I loved it. It seemed infinite and I just wanted to hurl myself into the chaos. After much searching and disappointment, viewings of dingy bedsits that shared bathrooms with prostitutes, and portered blocks that smelled of gravy, Justine and I discovered an unfurnished one-bedroom flat above a shop in Covent Garden on the corner of Endell Street and Shaftesbury Avenue. It had a tiny loo, a lounge with an open fire, and people thronging past in the street below. The bedroom was sunny, the kitchen was slug-free and there was hot water in the bathroom. It was being refurbished; it was still a building site but it was perfect.
I’ve never wanted to live anywhere quite as much as I wanted to live there, the moment that I walked in. It was on the first floor of a four-storey building between a church and an enormous hostel for the homeless and the entrance to the flat was down a little alley where the drunk ones staggered to urinate and vomit. It’s rare that you get to choose exactly where you live. There’s usually some practicality or other to consider, but once we’d tiptoed through the puddles, that was the perfect spot.

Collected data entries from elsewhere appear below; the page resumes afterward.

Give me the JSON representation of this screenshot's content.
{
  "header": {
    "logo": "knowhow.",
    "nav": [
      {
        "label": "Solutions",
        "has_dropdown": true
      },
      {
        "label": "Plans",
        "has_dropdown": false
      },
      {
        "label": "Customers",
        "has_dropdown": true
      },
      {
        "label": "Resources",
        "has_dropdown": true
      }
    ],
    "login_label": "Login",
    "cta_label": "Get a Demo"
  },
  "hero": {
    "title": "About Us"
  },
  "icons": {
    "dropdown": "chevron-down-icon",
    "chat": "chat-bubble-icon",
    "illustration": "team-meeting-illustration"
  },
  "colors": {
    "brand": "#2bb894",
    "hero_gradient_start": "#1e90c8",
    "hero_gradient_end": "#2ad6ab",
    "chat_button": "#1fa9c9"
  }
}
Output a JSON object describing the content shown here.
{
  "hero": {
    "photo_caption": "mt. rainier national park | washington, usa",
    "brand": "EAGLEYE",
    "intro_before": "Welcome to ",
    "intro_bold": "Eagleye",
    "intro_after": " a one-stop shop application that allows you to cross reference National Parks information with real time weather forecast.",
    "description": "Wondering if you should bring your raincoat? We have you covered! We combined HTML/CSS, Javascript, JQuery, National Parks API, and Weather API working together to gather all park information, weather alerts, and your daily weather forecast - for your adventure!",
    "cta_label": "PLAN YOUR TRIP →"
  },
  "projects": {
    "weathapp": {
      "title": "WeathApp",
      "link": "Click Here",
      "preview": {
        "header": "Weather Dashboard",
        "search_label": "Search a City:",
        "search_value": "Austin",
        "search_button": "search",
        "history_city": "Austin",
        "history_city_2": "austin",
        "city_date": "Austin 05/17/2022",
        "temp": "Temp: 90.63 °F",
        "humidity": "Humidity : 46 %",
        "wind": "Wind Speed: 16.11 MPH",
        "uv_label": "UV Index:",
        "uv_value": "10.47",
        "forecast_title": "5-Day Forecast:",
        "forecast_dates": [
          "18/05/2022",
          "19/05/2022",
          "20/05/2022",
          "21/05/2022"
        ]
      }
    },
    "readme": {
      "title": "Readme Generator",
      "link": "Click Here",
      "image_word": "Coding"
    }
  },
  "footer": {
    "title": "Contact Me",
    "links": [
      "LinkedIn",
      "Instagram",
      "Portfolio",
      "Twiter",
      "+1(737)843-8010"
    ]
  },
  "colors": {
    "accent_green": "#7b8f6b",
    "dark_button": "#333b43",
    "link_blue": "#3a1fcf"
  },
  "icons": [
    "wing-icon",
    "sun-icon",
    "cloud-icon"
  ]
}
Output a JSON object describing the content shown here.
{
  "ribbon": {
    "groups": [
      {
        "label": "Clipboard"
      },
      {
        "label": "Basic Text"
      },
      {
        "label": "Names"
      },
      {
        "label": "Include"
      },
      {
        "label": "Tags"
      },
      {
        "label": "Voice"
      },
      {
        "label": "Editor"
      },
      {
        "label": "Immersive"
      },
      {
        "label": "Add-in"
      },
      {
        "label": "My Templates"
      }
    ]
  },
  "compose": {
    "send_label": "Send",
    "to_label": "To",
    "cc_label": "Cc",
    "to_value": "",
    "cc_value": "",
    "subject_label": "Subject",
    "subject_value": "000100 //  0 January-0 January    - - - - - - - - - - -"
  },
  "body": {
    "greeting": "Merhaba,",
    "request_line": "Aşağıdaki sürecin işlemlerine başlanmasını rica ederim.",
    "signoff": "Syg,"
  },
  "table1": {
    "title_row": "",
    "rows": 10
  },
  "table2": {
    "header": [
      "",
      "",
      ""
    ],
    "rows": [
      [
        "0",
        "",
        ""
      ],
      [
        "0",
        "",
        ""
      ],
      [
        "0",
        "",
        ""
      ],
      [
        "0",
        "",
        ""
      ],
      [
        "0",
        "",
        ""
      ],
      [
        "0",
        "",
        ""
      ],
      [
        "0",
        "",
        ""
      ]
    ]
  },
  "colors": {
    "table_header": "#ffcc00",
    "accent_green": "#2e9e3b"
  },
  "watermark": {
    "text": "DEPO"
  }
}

I paid the support band’s roadie to help move all our crap up from New Cross. Everything we owned fitted into his van quite easily and it all looked revoltingly dirty in the pristine new flat. There was an old tapestry screen that had seemed quite exotic in the borough of Lewisham; it looked like junk in Covent Garden. We didn’t have a fridge and there was no furniture, but it didn’t matter. I quite liked not having anything. Having nothing is quite relaxing. Being alive and in the middle of the chase was all that mattered. You can live without chairs, but you can’t live without dreams.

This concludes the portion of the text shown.